The Oceanospirillales symbionts are found in the specialized roots of all Osedax species,  and play a major role in accelerating the degradation process of bones, as well as facilitating nutrient uptake for the Osedax. Oceanospirillales are known for their ability to degrade complex organic compounds.
Campylobacterales are abundant along the trunk of the Osedax according to a 2023 study. Different genera in this order are found in Osedax at different points during the whale's degradation:
  1. Members of the Arcobacter genus are the primary early colonizers.
  2. Sulfurospirillum genus members colonize at ~50 months, during the transitional stages of organic carbon breakdown.
  3. The Sulfurimonas genus dominates at >140 months, and are key players in its symbiosis with the Osedax host.
The Sulfurimonas genus in particular protects the Osedax worms from potentially harmful by-products produced at >140 months of the whale fall degradation.
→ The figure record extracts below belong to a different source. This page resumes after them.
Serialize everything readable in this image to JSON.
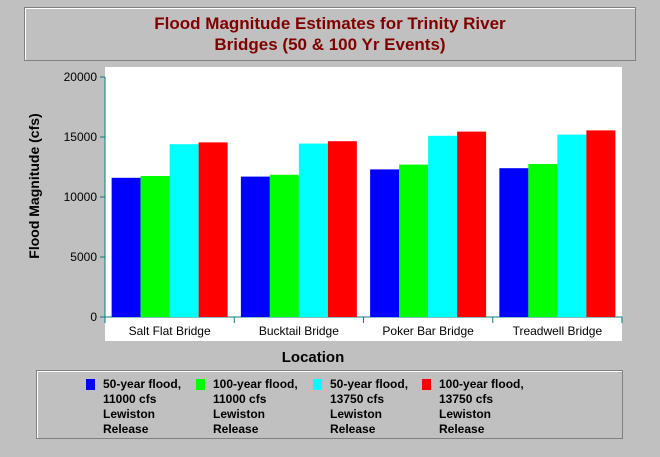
{
  "chart_data": {
    "type": "bar",
    "title": "Flood Magnitude Estimates for Trinity River Bridges (50 & 100 Yr Events)",
    "xlabel": "Location",
    "ylabel": "Flood Magnitude (cfs)",
    "ylim": [
      0,
      20000
    ],
    "yticks": [
      "0",
      "5000",
      "10000",
      "15000",
      "20000"
    ],
    "categories": [
      "Salt Flat Bridge",
      "Bucktail Bridge",
      "Poker Bar Bridge",
      "Treadwell Bridge"
    ],
    "series": [
      {
        "name": "50-year flood, 11000 cfs Lewiston Release",
        "color": "#0000ff",
        "values": [
          11600,
          11700,
          12300,
          12400
        ]
      },
      {
        "name": "100-year flood, 11000 cfs Lewiston Release",
        "color": "#00ff00",
        "values": [
          11750,
          11850,
          12700,
          12750
        ]
      },
      {
        "name": "50-year flood, 13750 cfs Lewiston Release",
        "color": "#00ffff",
        "values": [
          14400,
          14450,
          15100,
          15200
        ]
      },
      {
        "name": "100-year flood, 13750 cfs Lewiston Release",
        "color": "#ff0000",
        "values": [
          14550,
          14650,
          15450,
          15550
        ]
      }
    ],
    "grid": false,
    "legend_position": "bottom"
  }
}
The Sulfurimonas bacteria house the type II and IV sulfide:quinone oxidoreductase genes that encode enzymes to oxidize and assimilate sulfide. These reactions prevent the host from absorbing toxic by-products across the epithelial barrier.

Sexual dimorphism and life cycle

Osedax males are notably smaller than their female counterparts. Between 50 and 100 microscopic dwarf males live inside the tube surrounding a single female and never develop past the larval stage; they produce sperm from yolk reserves. Male dwarfism prevents competition with female Osedax worms for food and space. Conditions that favour dwarfism in male Osedax are:
  1. Eliminates competition between male and female Osedax as resources are limited,
  2. Sessile lifestyle: attach to and rely on females for food,
  3. Decreases difficulty in finding a mate.
Interestingly, Osedax priapus lack the frequently observed male dwarfism. Males live freely and compete for space and food with females. Being larger, they produce and carry more sperm. However, sexual size dimorphism is still observed in O. priapus: most males are one-third the volume of females.
Annelid sex is typically determined by genetic factors, however models of environmental sex determination have been proposed for Osedax, in which larvae that settle on bones mature into females, while larvae that settle on female Osedax do not fully develop and mature into males. Osedax japonicus in particular has showcased an environmental form of sex determination.

Life cycle

Female Osedax worms have been observed spawning both in the wild and in laboratory aquaria. Osedax rubiplumus can spawn hundreds of oocytes at a time. They are already fertilized when they are released from the female worm. The worms' endosymbionts, species of bacteria in the order Oceanospirillales, were not observed in the spawned oocytes, which suggests that they are acquired after the worms settle on the bones. Osedax appears to be highly fecund and reproduces continuously.
  • Mature female Osedax worms spawn eggs into the mucus attached to their tubes, where the embryos develop for 3 days.
  • Larvae then begin to swim in the water column. This is called the trochophore stage. The larvae settle on whale bones and begin crawling.
  • During the trocophore stage, male Osedax settle on the tubes of the females, where they are metamorphosed into dwarf males, which can be inside or outside the female tube.
  • 1 day after settling on bones, larvae use two pairs of chaetae to attach to the substrate. Juvenile worms begin to secrete mucus and develop two ventral palps on the dorsal side of the prostomium.
  • 2 days after settling, the palps elongate and the heart starts to beat. The roots attach to the bones begin to digest.
  • 4 days after settling, the trunk and ventral palps elongate, where symbiotic bacteria are detected in the root.
  • 7 days after settlement, pinnules extend from the ventral palps.
  • 10 days post settlement, the juvenile worms have 4 palps with pinnules, an oviduct, and a distinct root system.